Mainland activists are urging Japan to re-evaluate its stance on wartime compensation after the Tokyo High Court yesterday overturned a landmark ruling four years ago awarding a payout to the family of a deceased Chinese forced labourer.

Along with other touchy issues, Japan's continued dodging of its moral responsibility to pay war reparations to more than 39,000 Chinese slave workers held in Japan during the second world war is testing the limits of already-sour relations between the two countries, according to Japan watchers based in Beijing and Shanghai.

The Tokyo High Court yesterday scrapped the July 2001 order by a lower court for the Japanese government to pay 20 million yen ($1.4 million) to the family of Liu Lianren , who spent 13 years hiding in the mountains after escaping from a Japanese mine in 1945.
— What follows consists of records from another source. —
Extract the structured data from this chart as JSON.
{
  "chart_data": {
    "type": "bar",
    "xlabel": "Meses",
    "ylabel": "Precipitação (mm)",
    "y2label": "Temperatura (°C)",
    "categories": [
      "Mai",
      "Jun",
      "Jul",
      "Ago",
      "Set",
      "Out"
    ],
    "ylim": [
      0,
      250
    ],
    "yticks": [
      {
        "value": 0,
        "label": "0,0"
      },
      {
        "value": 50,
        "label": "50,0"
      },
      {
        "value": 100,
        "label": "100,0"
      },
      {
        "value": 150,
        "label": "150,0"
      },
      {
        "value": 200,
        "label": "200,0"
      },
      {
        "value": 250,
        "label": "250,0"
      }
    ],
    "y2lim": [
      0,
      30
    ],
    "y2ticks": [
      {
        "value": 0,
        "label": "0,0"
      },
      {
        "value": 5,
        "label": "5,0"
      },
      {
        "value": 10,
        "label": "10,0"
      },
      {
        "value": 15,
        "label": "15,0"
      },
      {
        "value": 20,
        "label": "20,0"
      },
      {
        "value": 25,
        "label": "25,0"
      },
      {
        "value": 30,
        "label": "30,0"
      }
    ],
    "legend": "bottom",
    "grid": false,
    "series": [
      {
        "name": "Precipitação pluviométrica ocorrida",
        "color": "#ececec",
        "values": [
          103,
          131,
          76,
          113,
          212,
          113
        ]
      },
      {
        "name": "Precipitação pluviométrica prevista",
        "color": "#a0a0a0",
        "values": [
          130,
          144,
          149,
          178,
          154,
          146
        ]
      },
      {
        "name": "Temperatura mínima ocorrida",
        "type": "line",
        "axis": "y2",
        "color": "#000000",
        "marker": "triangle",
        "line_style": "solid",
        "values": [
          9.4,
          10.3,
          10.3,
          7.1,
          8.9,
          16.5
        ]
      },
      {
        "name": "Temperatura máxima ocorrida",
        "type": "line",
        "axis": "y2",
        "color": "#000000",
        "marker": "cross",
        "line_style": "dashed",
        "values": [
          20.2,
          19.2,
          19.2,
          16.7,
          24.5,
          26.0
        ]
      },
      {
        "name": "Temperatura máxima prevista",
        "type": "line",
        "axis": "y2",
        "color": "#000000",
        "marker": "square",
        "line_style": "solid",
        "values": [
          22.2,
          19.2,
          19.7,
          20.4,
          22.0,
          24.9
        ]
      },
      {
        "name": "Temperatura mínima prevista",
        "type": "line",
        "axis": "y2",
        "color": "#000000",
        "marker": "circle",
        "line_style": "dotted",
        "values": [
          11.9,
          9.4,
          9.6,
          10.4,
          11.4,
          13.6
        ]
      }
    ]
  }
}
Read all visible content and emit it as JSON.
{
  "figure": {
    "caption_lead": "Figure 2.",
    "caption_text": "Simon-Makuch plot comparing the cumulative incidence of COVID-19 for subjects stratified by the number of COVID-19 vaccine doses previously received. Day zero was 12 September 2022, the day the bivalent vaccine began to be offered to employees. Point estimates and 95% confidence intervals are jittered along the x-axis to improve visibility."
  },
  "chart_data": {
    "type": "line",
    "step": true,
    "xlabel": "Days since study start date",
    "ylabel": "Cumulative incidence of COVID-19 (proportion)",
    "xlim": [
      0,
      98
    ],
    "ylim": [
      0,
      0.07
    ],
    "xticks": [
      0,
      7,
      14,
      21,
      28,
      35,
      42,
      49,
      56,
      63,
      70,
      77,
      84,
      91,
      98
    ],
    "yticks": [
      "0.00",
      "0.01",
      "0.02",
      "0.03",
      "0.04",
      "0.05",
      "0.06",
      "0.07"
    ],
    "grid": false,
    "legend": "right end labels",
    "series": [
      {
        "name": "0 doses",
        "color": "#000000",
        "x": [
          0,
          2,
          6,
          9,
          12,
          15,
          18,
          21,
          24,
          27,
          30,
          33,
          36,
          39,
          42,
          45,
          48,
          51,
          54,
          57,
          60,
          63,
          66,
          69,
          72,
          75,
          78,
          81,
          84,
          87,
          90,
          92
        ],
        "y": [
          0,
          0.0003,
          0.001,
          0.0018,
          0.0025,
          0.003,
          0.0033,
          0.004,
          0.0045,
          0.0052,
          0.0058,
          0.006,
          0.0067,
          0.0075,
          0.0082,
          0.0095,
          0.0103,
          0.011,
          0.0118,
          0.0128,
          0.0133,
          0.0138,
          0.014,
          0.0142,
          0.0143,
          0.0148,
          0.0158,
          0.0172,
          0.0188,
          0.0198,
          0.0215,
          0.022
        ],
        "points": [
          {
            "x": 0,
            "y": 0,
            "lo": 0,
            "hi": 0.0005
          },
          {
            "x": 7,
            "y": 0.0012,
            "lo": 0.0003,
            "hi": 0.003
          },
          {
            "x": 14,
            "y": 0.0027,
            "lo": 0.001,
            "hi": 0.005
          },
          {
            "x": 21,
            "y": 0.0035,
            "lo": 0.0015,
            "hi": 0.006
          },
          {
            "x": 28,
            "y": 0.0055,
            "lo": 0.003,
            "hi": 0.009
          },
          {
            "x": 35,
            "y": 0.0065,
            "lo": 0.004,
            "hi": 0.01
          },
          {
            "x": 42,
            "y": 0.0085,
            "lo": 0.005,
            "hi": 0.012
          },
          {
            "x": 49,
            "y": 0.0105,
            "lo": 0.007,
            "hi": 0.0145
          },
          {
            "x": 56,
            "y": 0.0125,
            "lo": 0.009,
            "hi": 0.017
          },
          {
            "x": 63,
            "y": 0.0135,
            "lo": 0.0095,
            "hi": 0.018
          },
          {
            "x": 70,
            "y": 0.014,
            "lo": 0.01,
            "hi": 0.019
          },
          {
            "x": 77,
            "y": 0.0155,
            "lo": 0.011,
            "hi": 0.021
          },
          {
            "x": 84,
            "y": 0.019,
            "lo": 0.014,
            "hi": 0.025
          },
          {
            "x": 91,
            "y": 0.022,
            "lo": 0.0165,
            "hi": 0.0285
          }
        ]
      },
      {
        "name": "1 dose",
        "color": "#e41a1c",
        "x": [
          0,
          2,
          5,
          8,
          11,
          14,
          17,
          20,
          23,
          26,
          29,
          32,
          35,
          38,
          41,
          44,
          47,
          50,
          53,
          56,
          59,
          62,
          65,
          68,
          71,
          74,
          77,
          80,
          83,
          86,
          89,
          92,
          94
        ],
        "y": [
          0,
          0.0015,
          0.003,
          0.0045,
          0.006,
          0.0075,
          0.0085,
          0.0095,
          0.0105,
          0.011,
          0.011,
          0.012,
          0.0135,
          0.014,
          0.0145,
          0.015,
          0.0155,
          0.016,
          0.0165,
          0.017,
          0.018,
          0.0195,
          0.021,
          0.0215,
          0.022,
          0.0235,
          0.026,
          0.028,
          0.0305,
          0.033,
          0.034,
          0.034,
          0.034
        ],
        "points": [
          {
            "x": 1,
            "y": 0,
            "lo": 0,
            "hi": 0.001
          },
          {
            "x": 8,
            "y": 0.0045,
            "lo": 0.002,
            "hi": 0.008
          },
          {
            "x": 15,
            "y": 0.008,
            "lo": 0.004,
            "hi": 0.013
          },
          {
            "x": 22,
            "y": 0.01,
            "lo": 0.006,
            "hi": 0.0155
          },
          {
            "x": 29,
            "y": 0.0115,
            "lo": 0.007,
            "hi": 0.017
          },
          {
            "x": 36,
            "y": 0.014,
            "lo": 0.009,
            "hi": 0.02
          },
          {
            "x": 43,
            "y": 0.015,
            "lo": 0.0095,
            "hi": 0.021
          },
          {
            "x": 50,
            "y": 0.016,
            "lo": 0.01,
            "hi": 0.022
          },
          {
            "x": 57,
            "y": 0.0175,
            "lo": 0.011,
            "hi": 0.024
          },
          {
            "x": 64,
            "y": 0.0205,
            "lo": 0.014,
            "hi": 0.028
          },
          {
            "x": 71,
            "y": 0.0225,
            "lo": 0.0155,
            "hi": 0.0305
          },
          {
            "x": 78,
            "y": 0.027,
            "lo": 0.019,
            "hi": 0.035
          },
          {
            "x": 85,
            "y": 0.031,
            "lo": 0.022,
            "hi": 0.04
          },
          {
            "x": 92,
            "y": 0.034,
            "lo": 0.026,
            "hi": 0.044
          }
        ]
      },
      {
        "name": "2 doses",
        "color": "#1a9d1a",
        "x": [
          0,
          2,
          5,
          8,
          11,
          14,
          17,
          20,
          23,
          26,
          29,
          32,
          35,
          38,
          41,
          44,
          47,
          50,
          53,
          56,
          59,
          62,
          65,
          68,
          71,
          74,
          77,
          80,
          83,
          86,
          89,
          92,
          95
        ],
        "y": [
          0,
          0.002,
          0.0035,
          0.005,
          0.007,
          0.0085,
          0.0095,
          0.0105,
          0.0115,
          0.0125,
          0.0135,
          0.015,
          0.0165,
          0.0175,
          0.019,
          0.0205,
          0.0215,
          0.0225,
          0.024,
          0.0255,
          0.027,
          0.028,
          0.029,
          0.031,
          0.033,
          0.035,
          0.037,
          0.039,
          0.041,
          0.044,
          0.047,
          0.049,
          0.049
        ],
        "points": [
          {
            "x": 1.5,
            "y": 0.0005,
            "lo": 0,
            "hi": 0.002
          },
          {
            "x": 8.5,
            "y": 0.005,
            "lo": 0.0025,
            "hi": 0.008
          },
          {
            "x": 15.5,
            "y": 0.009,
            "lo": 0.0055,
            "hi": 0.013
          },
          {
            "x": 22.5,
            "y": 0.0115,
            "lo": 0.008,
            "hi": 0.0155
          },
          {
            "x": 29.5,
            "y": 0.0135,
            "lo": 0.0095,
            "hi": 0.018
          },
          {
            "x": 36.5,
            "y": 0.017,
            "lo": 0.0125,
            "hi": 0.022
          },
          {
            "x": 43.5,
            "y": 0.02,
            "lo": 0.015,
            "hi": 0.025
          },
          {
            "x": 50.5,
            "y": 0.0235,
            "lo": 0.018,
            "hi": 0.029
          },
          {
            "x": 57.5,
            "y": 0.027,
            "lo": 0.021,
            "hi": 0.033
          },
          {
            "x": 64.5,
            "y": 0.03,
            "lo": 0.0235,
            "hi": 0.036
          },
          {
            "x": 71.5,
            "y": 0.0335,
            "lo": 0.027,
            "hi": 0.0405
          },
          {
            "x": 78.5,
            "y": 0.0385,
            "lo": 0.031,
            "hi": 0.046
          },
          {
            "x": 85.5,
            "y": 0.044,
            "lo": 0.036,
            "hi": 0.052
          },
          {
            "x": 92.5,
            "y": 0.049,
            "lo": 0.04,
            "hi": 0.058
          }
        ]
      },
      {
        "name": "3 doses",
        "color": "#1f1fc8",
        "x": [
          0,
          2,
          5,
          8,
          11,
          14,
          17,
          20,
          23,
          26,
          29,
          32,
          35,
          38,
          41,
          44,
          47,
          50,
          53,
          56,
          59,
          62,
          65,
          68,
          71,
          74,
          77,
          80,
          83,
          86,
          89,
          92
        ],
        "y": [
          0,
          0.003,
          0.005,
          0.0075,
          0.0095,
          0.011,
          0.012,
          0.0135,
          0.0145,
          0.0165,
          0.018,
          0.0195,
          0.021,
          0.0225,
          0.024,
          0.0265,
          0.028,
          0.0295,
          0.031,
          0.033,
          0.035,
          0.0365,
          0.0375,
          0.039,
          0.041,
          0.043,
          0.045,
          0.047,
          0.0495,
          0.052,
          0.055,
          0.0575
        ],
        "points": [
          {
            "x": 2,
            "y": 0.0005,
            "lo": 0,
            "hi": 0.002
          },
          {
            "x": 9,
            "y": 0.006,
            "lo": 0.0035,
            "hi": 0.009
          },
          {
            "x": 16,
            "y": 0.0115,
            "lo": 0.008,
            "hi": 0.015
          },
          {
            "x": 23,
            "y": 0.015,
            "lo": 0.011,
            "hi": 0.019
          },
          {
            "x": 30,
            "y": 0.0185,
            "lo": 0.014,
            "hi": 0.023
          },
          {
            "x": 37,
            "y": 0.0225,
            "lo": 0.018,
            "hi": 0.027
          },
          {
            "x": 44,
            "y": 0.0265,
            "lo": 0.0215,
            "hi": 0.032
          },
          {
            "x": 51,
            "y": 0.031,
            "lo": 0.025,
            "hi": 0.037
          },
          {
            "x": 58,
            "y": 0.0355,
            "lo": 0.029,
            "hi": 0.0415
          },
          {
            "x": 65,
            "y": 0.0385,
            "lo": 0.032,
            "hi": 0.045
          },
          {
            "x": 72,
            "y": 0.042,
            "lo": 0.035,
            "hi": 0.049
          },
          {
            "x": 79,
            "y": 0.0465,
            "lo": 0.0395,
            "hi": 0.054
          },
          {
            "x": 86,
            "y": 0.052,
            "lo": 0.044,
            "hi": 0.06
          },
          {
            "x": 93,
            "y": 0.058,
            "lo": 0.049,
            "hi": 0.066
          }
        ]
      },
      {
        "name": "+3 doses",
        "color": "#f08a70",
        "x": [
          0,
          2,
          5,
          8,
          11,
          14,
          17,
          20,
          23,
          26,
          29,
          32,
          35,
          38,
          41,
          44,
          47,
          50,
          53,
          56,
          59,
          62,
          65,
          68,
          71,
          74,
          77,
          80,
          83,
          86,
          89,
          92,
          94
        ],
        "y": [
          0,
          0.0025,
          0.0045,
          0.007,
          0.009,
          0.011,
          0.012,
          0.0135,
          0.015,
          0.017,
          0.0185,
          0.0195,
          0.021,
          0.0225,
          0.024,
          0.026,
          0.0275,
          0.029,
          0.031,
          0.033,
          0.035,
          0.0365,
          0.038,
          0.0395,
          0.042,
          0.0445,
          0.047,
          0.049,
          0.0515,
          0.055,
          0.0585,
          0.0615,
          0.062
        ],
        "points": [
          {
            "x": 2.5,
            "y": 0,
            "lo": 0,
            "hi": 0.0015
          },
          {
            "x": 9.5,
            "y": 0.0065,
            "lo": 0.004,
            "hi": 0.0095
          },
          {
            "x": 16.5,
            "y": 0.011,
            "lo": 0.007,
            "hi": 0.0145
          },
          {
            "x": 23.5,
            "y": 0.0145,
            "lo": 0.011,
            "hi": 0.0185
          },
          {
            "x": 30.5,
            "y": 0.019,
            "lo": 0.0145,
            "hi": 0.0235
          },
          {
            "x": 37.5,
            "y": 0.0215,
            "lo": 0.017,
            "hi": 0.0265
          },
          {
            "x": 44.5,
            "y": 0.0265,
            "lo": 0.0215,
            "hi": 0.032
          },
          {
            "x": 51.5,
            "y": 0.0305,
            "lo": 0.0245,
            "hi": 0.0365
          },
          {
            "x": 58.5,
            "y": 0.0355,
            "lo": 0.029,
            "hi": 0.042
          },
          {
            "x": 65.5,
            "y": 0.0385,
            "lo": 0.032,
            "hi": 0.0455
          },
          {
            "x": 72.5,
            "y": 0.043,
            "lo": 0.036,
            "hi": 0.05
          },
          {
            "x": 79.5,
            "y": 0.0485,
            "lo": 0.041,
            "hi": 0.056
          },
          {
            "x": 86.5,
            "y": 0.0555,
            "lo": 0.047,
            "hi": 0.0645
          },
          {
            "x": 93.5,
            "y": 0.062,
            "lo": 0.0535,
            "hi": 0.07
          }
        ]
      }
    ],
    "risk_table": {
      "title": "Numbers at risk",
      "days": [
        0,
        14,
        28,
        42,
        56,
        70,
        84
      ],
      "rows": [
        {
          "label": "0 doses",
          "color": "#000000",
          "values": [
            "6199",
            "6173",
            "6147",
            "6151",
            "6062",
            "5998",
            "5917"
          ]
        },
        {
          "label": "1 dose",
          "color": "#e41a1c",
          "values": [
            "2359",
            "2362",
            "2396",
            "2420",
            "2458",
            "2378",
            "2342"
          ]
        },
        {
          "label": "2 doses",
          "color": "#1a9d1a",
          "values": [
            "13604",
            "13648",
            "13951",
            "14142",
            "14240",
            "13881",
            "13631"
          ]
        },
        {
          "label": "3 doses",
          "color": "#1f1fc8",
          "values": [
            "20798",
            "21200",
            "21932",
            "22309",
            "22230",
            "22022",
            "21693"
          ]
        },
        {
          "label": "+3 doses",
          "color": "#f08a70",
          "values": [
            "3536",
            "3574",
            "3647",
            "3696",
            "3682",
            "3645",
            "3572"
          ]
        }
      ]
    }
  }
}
The higher court acknowledged it was illegal for Japan to have neglected Liu after the war, but said the plaintiff could not seek redress since 'the right to demand compensation expired as the 20-year statute of limitations had run out'.

Yesterday's ruling came after the Japanese government appealed to overturn the 2001 verdict.

'Let's get this straight - Chinese individuals have a right to seek reparations for what they suffered in Japan even if it happened about 50 years ago,' said Wang Xuan , a Shanghai-based lawyer and leading mainland activist.

The two governments should sit down and open a dialogue over the war-compensation issue, she said.

Tokyo's position is that wartime compensation issues with China were settled by the joint communique between the two countries in 1972. The central government renounced claims for reparations, but whether individual Chinese victims could pursue claims was not addressed in the document.